For now, the fact that technically minded people can have a backup plan that pays well is most definitely a feature, not a bug.
I had a professor who gave up a good job at Harvard because he was tired of losing his best students to investment banking. It wasn't a field in any way directly related to business or finance, but Harvard students are highly recruited into lucrative investment banking positions.
What do you mean by kill? To me it's likely that finance represents a depressingly large drain on growth in output/welfare compared to a better regulated alternative but I can't see it making things bad enough to cause anarchy/ rebellion.
Ok, that's a reasonable view. How do you a) estimate the tipping point were finance becomes so dysfunctional that it causes a revolution B) measure the dysfunctionality of anther system relative to this benchmark level. To me this can only ever be a qualitative line of enquiry.
Correct. Many nonlinear systems cannot be modeled beyond describing their qualitative phenomena. The "butterfly effect" prevents precise estimations. You wouldn't expect the weatherman to tell you whether it'll rain this day next year.
Ok, but there are other less ambitious questions you can answer within the paradigm of economics. What are the losses caused by the current system vs an alternative according to a specific welfare measure?
But we don't yet even have a good model of the dynamics of the current system, let alone any good predictions for specific welfare measures of alternate systems.
Not exactly.

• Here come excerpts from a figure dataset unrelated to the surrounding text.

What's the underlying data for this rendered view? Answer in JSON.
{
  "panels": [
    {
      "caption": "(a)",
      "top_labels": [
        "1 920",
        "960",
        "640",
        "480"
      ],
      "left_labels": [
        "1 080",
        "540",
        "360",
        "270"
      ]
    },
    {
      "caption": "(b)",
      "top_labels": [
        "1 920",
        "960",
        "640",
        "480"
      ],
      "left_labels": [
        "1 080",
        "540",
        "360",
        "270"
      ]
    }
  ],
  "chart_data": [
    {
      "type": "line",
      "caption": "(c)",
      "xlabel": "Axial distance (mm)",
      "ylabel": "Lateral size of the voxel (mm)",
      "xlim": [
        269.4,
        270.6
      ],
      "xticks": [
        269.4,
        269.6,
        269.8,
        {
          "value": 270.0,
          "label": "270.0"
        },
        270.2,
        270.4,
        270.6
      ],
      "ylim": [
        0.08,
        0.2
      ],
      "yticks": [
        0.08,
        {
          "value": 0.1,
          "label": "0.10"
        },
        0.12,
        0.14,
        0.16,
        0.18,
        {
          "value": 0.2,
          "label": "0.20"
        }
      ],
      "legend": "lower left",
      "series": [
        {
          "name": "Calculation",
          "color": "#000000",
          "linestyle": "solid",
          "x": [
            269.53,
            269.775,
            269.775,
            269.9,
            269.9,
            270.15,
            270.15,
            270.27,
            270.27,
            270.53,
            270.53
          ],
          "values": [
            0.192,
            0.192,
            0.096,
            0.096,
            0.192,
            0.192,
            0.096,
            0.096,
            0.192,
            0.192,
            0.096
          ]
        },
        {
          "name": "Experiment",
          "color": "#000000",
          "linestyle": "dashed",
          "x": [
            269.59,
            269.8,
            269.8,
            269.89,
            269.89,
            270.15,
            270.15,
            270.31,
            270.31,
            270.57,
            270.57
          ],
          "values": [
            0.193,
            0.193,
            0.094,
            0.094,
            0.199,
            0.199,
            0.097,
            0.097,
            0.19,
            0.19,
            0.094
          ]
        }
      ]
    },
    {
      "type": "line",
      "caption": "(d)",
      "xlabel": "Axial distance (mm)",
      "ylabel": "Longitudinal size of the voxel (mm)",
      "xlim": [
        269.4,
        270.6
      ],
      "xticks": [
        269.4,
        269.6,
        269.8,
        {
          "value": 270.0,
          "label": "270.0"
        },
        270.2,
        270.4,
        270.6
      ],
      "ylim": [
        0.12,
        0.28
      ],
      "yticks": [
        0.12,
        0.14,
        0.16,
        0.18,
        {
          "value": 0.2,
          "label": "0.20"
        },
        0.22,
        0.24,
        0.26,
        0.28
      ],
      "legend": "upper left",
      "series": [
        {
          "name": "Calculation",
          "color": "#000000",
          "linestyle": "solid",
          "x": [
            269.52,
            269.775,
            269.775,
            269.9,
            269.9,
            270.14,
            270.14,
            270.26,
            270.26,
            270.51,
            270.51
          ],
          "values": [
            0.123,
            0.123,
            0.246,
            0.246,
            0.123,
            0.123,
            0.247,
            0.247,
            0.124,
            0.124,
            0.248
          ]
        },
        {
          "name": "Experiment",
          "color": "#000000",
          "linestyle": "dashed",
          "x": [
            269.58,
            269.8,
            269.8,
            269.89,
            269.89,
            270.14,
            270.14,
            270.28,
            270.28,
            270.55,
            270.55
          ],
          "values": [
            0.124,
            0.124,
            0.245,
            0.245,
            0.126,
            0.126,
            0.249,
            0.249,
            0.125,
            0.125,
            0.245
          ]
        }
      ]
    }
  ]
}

The question is whether a capitalist society has a stable equilibrium growth path. Mainstream economics assumes a stable equilibrium, because that makes the math work nicely.
Physicists have known for a long time that many systems have unstable equilibria, where a random deviation knocking the system from equilibrium can result in catastrophe. This is the general field of nonlinear dynamics and chaos. The economists, the most famous ones at least, reject the idea without discussion, that the economy could be a chaotic system or even have manifolds where it might enter a chaotic regime.
Things get bad even before extractors enter the picture [0]; just a disadvantage in strategy update rate will result in the formation of cartel structures.
The economy will function as long as there are sufficient physical resources and human will. Finance cannot kill it.
For various definitions of human will. I think humans are somewhat fickle. Society might change its mind more easily than you expect. Case in point, Trump.
I would imagine the increase non-linear. As finance takes more ever more people catch on and realise there is no point working. This removes well-educated wealth creators from wealth creation and into finance. We've seen this in the UK where biologist, physicists and mathematicians are engaged in arbitraging each other.
No point working when work doesn't pay. UK is about to implode if Brexit goes ahead and all the fake fiat from The City evaporates with the confidence.
The Bank of International Settlements ("the central bank of central banks"): Why does financial sector growth crowd out real economic growth? (2015) [0]
"In this paper we examine the negative relationship between the rate of growth of the financial sector and the rate of growth of total factor productivity."
IMF: Rethinking Financial Deepening: Stability and Growth in Emerging Markets (2015) [1]
"The analysis uncovers evidence of 'too much finance' in recent years—that is, beyond a certain level of financial development the benefits to growth begin to decline and costs in terms of economic and financial volatility begin to rise."
On the optimal size of the financial sector, a speech by Benoît Cœuré, Member of the Executive Board of the European Central Bank (2014) [2]:
"While finance per se is necessary for growth, an oversized financial industry can be detrimental to real economic activity."